There are a number informal qualifiers to calling any outbreak a state-sponsored effort. Stuxnet was discovered to have attacked a specific spectrum and type of computer system. To start, the systems that were targeted by Stuxnet were specific systems that controlled uranium enrichment equipment. Stuxnet also was designed to avoid detection as long as possible using stealth tactics to mask its activity, and averted antivirus detection in its strategy while it did its deed. Stuxnet also was controlled by a command and control network, adding to the fact that this was clearly not a rogue infection. Most significantly, Stuxnet was designed to physically destroy the nuclear fuel centrifuges used to produce usable material and also set back the development by affecting the centrifuge conditions. Surely, the investigation must have looked or is looking for any kind of evidence of sophisticated efforts to take out these power plants with evidence along those lines of any sort.

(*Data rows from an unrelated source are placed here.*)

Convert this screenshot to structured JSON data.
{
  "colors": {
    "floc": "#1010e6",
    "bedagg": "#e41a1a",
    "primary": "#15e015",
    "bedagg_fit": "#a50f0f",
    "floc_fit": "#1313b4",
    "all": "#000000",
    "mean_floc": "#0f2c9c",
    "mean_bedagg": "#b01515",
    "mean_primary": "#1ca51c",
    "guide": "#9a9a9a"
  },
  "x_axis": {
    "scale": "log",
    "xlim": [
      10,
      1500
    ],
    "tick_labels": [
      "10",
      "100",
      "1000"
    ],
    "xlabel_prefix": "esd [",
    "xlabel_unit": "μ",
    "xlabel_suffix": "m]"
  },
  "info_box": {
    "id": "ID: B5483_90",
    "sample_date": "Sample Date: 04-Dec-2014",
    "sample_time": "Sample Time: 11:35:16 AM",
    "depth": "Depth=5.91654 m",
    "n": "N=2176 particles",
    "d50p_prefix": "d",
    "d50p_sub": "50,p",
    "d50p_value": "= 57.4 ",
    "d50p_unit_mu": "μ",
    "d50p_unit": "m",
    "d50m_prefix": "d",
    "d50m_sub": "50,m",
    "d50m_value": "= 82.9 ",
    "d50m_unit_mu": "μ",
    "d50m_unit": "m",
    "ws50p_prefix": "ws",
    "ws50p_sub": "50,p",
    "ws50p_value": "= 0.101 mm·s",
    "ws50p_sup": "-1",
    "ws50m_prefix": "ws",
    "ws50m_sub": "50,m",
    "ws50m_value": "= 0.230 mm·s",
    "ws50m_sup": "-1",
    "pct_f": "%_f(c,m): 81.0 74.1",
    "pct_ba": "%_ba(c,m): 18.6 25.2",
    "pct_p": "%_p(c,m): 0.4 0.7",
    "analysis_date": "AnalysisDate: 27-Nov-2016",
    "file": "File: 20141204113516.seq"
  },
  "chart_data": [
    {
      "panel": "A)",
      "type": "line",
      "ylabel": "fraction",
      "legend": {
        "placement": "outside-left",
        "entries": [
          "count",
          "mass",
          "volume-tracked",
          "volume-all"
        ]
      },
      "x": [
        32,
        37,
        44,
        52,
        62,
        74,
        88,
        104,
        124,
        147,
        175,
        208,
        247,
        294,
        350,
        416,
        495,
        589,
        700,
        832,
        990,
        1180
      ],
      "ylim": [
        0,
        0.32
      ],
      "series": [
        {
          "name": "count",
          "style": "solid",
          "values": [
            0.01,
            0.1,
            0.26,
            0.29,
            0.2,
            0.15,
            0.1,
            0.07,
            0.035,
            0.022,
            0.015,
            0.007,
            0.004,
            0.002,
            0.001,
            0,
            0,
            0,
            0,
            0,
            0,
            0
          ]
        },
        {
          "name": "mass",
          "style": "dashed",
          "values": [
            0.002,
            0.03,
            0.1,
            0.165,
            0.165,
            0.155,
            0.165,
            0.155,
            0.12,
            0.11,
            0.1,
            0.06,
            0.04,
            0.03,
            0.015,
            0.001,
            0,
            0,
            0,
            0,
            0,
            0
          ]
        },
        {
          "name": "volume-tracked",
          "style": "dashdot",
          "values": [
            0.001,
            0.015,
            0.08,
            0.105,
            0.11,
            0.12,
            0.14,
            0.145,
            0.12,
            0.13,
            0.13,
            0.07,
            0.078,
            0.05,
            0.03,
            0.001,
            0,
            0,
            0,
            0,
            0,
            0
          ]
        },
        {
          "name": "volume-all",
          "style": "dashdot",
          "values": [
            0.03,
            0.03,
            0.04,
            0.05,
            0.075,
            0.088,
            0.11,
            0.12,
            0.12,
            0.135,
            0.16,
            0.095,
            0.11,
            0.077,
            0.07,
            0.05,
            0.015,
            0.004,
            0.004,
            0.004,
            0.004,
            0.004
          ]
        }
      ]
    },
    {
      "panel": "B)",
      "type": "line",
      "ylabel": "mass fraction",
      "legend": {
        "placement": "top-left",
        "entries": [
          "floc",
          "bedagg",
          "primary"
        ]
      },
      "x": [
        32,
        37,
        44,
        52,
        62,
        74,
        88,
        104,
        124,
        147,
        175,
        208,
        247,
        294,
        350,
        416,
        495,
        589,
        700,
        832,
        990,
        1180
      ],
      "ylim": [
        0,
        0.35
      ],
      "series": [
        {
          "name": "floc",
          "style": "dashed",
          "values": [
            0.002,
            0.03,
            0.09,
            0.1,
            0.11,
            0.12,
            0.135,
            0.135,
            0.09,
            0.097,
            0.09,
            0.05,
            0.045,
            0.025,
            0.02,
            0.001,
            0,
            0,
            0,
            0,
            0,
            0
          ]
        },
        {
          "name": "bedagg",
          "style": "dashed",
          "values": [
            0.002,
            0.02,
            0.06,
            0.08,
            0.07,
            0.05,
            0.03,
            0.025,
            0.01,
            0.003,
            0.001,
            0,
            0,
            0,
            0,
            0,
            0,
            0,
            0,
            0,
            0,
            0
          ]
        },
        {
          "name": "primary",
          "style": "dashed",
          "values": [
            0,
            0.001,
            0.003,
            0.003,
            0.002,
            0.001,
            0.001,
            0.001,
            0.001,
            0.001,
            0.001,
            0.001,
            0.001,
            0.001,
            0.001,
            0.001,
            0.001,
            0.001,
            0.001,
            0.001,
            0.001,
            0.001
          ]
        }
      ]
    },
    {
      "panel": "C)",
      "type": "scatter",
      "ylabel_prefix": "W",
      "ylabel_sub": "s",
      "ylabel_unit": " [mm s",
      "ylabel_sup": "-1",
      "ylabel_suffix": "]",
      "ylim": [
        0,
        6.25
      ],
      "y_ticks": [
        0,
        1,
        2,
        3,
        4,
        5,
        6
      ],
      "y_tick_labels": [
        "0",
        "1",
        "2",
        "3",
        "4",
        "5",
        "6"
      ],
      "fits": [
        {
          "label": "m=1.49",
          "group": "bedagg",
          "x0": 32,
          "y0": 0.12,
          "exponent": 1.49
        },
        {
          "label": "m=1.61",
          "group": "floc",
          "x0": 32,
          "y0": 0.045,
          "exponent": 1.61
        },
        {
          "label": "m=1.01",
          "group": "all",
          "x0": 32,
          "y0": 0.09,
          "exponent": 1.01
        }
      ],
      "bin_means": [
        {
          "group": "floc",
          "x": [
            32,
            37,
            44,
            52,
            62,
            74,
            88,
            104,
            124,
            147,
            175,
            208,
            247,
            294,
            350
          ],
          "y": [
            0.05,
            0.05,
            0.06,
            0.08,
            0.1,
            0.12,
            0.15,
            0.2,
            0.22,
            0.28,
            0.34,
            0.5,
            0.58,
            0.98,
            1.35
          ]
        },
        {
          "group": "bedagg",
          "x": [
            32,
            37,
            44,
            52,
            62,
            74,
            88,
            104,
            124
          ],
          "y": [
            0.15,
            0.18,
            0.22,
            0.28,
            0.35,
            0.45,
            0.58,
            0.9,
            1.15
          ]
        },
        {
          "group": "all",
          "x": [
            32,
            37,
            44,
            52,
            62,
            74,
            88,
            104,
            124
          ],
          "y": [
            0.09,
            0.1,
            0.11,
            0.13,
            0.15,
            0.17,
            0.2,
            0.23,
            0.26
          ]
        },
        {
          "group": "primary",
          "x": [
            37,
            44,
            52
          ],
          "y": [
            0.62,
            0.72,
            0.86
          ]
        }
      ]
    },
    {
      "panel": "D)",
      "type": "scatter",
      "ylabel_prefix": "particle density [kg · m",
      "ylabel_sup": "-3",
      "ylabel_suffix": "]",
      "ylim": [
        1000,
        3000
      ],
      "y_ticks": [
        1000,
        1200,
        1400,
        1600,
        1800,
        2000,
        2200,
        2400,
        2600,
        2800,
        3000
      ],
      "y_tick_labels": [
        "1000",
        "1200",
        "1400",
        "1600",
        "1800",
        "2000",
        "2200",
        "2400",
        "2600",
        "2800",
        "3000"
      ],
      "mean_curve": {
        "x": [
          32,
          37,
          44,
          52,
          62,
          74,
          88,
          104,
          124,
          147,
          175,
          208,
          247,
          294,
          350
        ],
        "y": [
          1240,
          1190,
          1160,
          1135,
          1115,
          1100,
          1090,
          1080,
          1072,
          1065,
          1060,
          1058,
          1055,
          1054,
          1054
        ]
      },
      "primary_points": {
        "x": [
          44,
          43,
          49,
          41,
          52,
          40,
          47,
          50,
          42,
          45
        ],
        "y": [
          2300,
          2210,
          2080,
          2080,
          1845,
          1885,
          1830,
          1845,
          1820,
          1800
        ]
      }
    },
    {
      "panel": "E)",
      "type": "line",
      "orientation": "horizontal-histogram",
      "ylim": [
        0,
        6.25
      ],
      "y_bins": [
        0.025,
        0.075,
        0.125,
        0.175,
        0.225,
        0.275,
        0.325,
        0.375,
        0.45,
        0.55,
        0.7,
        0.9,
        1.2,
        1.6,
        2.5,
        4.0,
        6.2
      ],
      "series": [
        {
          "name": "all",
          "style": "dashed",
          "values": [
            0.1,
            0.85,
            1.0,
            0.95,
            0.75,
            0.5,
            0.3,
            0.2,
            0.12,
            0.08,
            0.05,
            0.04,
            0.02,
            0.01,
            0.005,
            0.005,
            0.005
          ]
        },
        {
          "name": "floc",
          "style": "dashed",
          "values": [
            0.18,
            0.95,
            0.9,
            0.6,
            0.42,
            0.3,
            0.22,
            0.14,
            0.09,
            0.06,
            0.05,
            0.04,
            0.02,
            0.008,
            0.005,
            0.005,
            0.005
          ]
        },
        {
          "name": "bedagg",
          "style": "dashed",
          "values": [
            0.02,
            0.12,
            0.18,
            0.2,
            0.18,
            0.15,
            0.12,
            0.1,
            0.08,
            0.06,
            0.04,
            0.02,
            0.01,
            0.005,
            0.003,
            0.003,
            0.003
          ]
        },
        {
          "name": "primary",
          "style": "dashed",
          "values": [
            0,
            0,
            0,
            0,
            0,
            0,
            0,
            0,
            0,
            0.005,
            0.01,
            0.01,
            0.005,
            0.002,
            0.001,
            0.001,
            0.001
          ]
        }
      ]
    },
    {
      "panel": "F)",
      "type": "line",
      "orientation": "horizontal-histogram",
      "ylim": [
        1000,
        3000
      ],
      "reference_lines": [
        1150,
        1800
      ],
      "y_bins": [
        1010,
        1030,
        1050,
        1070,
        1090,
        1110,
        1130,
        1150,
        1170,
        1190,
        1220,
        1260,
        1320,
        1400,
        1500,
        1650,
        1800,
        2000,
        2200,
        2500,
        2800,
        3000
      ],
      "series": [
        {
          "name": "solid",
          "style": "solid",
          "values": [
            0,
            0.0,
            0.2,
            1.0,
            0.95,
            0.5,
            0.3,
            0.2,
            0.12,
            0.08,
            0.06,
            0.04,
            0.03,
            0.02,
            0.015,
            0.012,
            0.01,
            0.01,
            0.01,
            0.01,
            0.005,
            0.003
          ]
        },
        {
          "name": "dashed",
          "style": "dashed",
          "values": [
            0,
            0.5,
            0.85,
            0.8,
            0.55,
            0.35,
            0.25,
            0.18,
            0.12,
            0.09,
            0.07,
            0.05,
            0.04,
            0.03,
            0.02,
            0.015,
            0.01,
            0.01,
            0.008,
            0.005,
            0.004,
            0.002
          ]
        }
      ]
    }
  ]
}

The simple presence of a virus that broke out at a power plant and kept it offline cannot at this point, be considered a state-sponsored event just yet. The virus itself may have been an oversight of some kind or USB drive that picked up a virus from any number of sources. The real issue here is the procedure that allowed that to happen at all, namely the introduction of a USB drive. There are a number of controls to effectively disable USB from these systems, and there is probably some evaluation going on to implement these restrictions. Systems are vulnerable at a number of points, and the worst of them in any scenario is the human element. ICS-CERT – a component of the DHS recently reported that they had documented some 200 incidents in 2012 that were targeted specifically against employees in the energy sector. Such reports highlight the need for continued vigilance and thorough investigation of particular incidents. This latest news may prove to be an effective fire drill for a potential next significant cyber-event on domestic ground.